Now he releases the double EP G2 and You and Bright Days on the G2 label. The two EPs combine to form an eight-song album. And once more, there is nothing quite so cool as hearing David Larsen play that baritone saxophone.
G2 and You is an excellent mixture of originals and standards, playing well by Denny McCollim on keyboards, Josh Skinner on bass, and Brendan McMurphy on drums. All three of those were on 2021’s Deviate from Standards and it should come as no surprise to see them here, as well. These four have an understanding of each other’s playing and vision that makes them reach beyond themselves. Indeed, the whole is greater than the sum of the parts.

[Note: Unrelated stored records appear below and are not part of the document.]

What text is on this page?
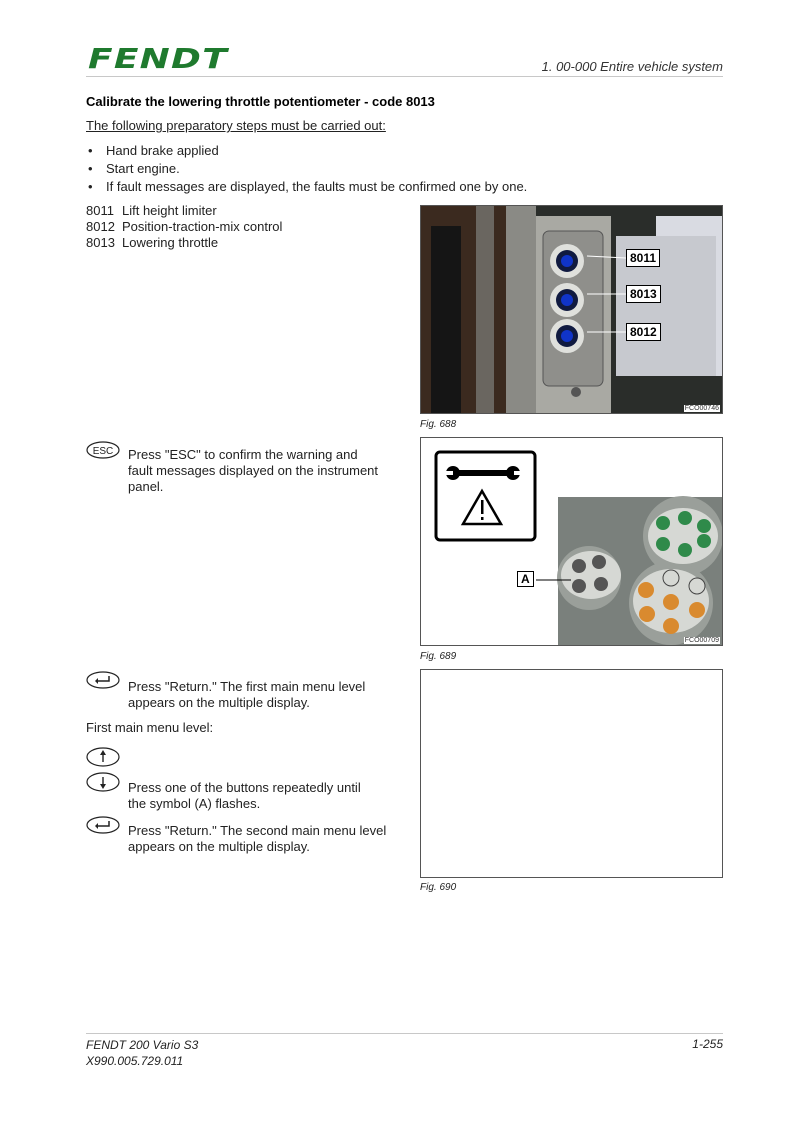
FENDT	1. 00-000 Entire vehicle system
Calibrate the lowering throttle potentiometer - code 8013
The following preparatory steps must be carried out:
• Hand brake applied
• Start engine.
• If fault messages are displayed, the faults must be confirmed one by one.
8011 Lift height limiter
8012 Position-traction-mix control
8013 Lowering throttle
8011
8013
8012
FCO00746
Fig. 688
ESC Press "ESC" to confirm the warning and
fault messages displayed on the instrument
panel.
A
FCO00709
Fig. 689
Press "Return." The first main menu level
appears on the multiple display.
First main menu level:
Press one of the buttons repeatedly until
the symbol (A) flashes.
Press "Return." The second main menu level
appears on the multiple display.
Fig. 690
FENDT 200 Vario S3
X990.005.729.011
1-255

The album opens with Angel Eyes by Matt Dennis, introduced in the 1953 movie, Jennifer. The song has been covered and reinterpreted by dozens of artists from Nat King Cole to Frank Sinatra to Joe Lavano. Ella Fitzgerald recorded it four times and dubbed it her favorite song. Larsen and Company have given the song their own take and it is splendid. I can’t get enough. Dave Brubeck’s 1956 standard In Your Own Sweet Way is another triumph for the quartet. The covers are brilliant and Larsen always take special ownership of these classics.
The same thing happens with Joseph Kosma’s Autumn Leaves and Johnny Mercer’s Come Rain or Come Shine. While the songs are immediately recognizable, Larsen and the fellas give them a turn that is something special and extraordinary.

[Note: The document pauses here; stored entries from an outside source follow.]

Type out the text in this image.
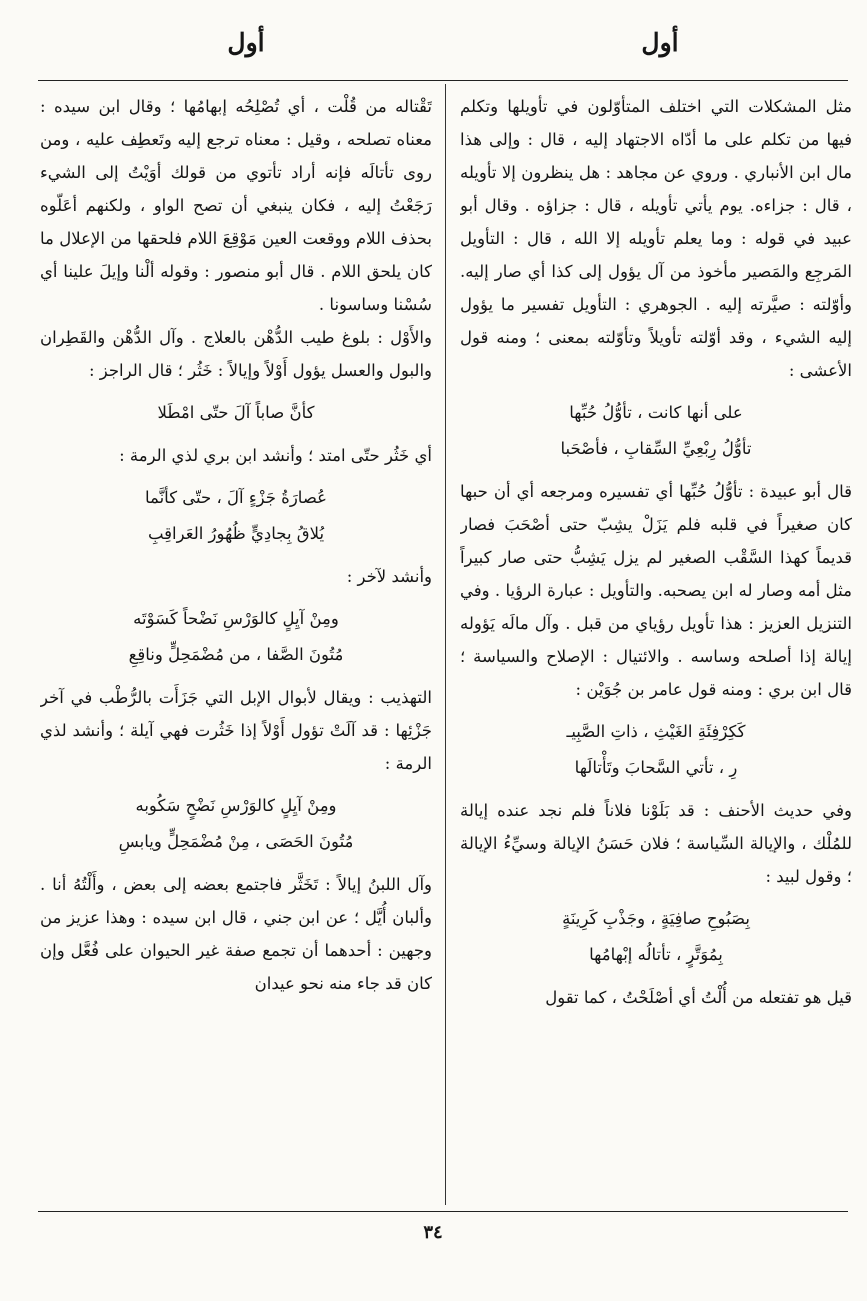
أول	أول

مثل المشكلات التي اختلف المتأوّلون في تأويلها وتكلم فيها من تكلم على ما أدّاه الاجتهاد إليه ، قال : وإلى هذا مال ابن الأنباري . وروي عن مجاهد : هل ينظرون إلا تأويله ، قال : جزاءه. يوم يأتي تأويله ، قال : جزاؤه . وقال أبو عبيد في قوله : وما يعلم تأويله إلا الله ، قال : التأويل المَرجِع والمَصير مأخوذ من آل يؤول إلى كذا أي صار إليه. وأوّلته : صيَّرته إليه . الجوهري : التأويل تفسير ما يؤول إليه الشيء ، وقد أوّلته تأويلاً وتأوّلته بمعنى ؛ ومنه قول الأعشى :

على أنها كانت ، تأوُّلُ حُبِّها
تأوُّلُ رِبْعِيِّ السِّقابِ ، فأصْحَبا

قال أبو عبيدة : تأوُّلُ حُبِّها أي تفسيره ومرجعه أي أن حبها كان صغيراً في قلبه فلم يَزَلْ يشِبّ حتى أصْحَبَ فصار قديماً كهذا السَّقْب الصغير لم يزل يَشِبُّ حتى صار كبيراً مثل أمه وصار له ابن يصحبه. والتأويل : عبارة الرؤيا . وفي التنزيل العزيز : هذا تأويل رؤياي من قبل . وآل مالَه يَؤوله إيالة إذا أصلحه وساسه . والائتيال : الإصلاح والسياسة ؛ قال ابن بري : ومنه قول عامر بن جُوَيْن :

كَكِرْفِئَةِ الغَيْثِ ، ذاتِ الصَّبِيـ
رِ ، تأتي السَّحابَ وتَأْتالَها

وفي حديث الأحنف : قد بَلَوْنا فلاناً فلم نجد عنده إيالة للمُلْك ، والإيالة السِّياسة ؛ فلان حَسَنُ الإيالة وسيِّءُ الإيالة ؛ وقول لبيد :

بِصَبُوحِ صافِيَةٍ ، وجَذْبِ كَرِينَةٍ
بِمُوَتَّرٍ ، تأتالُه إبْهامُها

قيل هو تفتعله من أُلْتُ أي أصْلَحْتُ ، كما تقول

تَقْتاله من قُلْت ، أي تُصْلِحُه إبهامُها ؛ وقال ابن سيده : معناه تصلحه ، وقيل : معناه ترجع إليه وتَعطِف عليه ، ومن روى تأتالَه فإنه أراد تأتوي من قولك أوَيْتُ إلى الشيء رَجَعْتُ إليه ، فكان ينبغي أن تصح الواو ، ولكنهم أعَلّوه بحذف اللام ووقعت العين مَوْقِعَ اللام فلحقها من الإعلال ما كان يلحق اللام . قال أبو منصور : وقوله ألْنا وإيلَ علينا أي سُسْنا وساسونا .

والأَوْل : بلوغ طيب الدُّهْن بالعلاج . وآل الدُّهْن والقَطِران والبول والعسل يؤول أَوْلاً وإيالاً : خَثُر ؛ قال الراجز :

كأنَّ صاباً آلَ حتّى امْطَلا

أي خَثُر حتّى امتد ؛ وأنشد ابن بري لذي الرمة :

عُصارَةُ جَزْءٍ آلَ ، حتّى كأنَّما
يُلاقُ بِجادِيٍّ ظُهُورُ العَراقِبِ

وأنشد لآخر :

ومِنْ آيِلٍ كالوَرْسِ نَضْحاً كَسَوْتَه
مُتُونَ الصَّفا ، من مُضْمَحِلٍّ وناقِعِ

التهذيب : ويقال لأبوال الإبل التي جَزَأَت بالرُّطْب في آخر جَزْئِها : قد آلَتْ تؤول أَوْلاً إذا خَثُرت فهي آيلة ؛ وأنشد لذي الرمة :

ومِنْ آيِلٍ كالوَرْسِ نَضْحٍ سَكُوبه
مُتُونَ الحَصَى ، مِنْ مُضْمَحِلٍّ ويابسِ

وآل اللبنُ إيالاً : تَخَثَّر فاجتمع بعضه إلى بعض ، وأَلْتُهُ أنا . وألبان أُيَّل ؛ عن ابن جني ، قال ابن سيده : وهذا عزيز من وجهين : أحدهما أن تجمع صفة غير الحيوان على فُعَّل وإن كان قد جاء منه نحو عيدان

٣٤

But then there are the Larsen originals that just set your heart in motion. Another Porter Please is one sweet tune as Larsen turns in the smoothest baritone sax you could ever hope to hear. The intonations are warm and relaxed and the band is right on it. The same goes for Latin Silver. That Latin rhythm and the percussive playing of McCollim’s electric piano is just how we like it. This could be my favorite track on the album.
Larsen’s Bright Days is an electrifying number that is wonderfully delivered by the piano, bass, and drums underneath Larsen’s baritone. The cool electric piano solo is so fine and the rhythm section keeps everything in the groove. The album concludes with Larsen’s Through and Through. It is warm and lyrical, a song of delight and joy. It is the longest track of the album and thank goodness for it. I wanted this to just keep going. The acoustic piano sets marvelously with the bass and drums and McCollim’s solo is so satisfying. This is a thing of great beauty.
David Larsen’s G2 and You is a brilliant exposition of Larsen’s reinvention of Jazz standards and a journey into his own compositions, both of which reveal his artistry and skill and, above all, the heart of the man. This is music for the emotional and the intelligent.